The other consideration is the break-even point for haulage by diesel locomotives rather than DMU, which most authorities suggest is five or six vehicles, and the end result is that the system will have routes which are not electrified throughout their length and are unlikely ever to be eg London to Cornwall. On such routes, until someone thought up the idea of bi-mode, it was accepted that diesel running under the wires was inevitable. I suspect the energy costs of carrying around diesel engines under the wires, and transformer packs off the electrified routes, is not particularly significant in the overall costs. And until recently, it was always argued that running a diesel powered train results in a saving of energy compared to running it under electric power!

The biggest costs on the railway are track costs, partly related to weight, the capital costs of the rolling stock, and staff costs, incurred in operating and maintaining trains. Energy costs are a relatively small item compared to the others.

From this, the following strategy emerges
  • keep old rolling stock in operation for as long as possible and do not withdraw it unless maintenance costs are starting to climb or it fails to satisfy requirements.
  • KISS - avoid complexity unless it is robust and the technology is mature so as to minimise the capital cost of new rolling stock and its subsequent maintenance costs.
On that basis, bi-mode has only a marginal place on the railway. As a mainstream operating practice it is nothing more than a fad, just the kind of fad that is to be expected from theoretically-minded civil servants. It is, incidentally, far from new, having been embodied long ago in the class 73 electro-diesels, a useful fleet which could operate under limited power away from electrified routes.

7 Jan 2013

Fares rise row

The inflation-busting fares increase has led to a wave of indignation. Privatisation the railways has of course left several trainloads of hangers-on to support, but there are two factors that do not get a mention.

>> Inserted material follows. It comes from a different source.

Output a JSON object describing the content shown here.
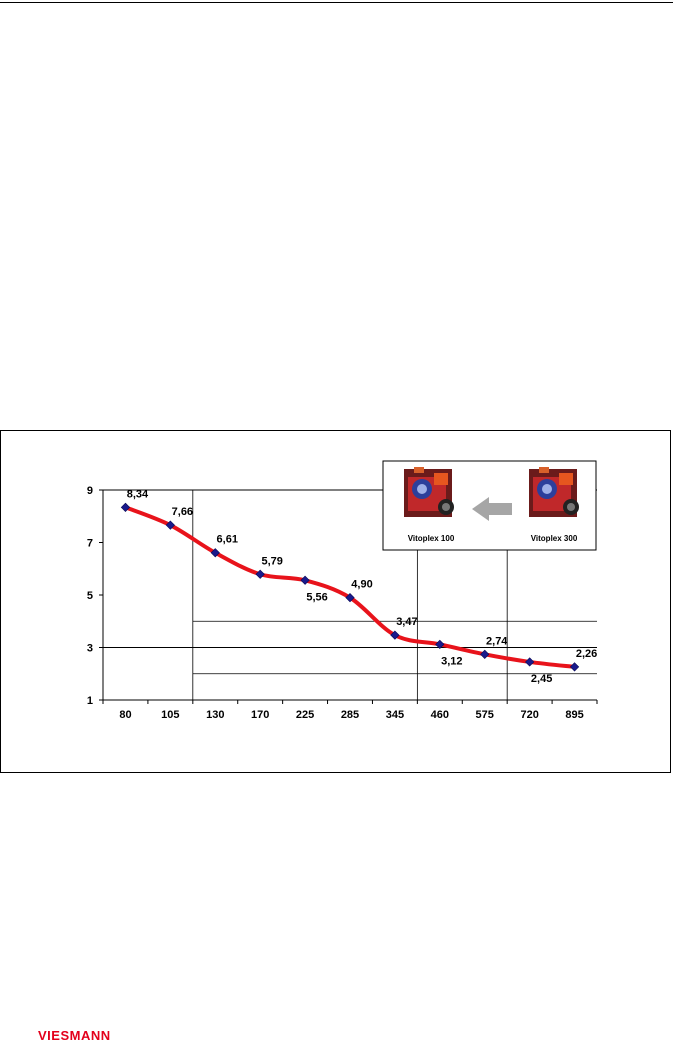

One is the rising cost of rolling stock. The real cost of a railway carriage is about 8 times what it was in the late 1950s, up from around £6000 now to over a million now, whilst the cost of a locomotive is up from around £30,000 then to nearly £3 million today. Allow a generous factor of 50 for inflation and it is still a huge increase. The new Hitachi trains will cost £2.6 million per carriage and there is also going to be a bill for infrastructure changes as someone thought it would be a good idea to make the carriages 3 metres longer, so they do not quite fit the present system.

The problem is compounded by the fact that most of the fleet is relatively new, all of the stock built before 1975 having been scrapped since privatisation. The public, and ill-informed press commentators and politicians are largely responsible, as this was a panic response to safety concerns. The predictable result of going beyond reasonability on safety has been to drive people to the less safe mode.

The other issue is the cost of speed. In 1963 trains were typically running at average speeds of 50 mph and top speeds of around 75 mph. Trains now are typically cruising at 125 mph. Costs are roughly proportional to the square of the speed. This has a knock-on effect on freight which also has to run faster to keep out of the way of the passenger trains. In 1963, freight trains typically ran at around 25-35 mph and the technique was to keep them rolling, which uses little energy at that speed.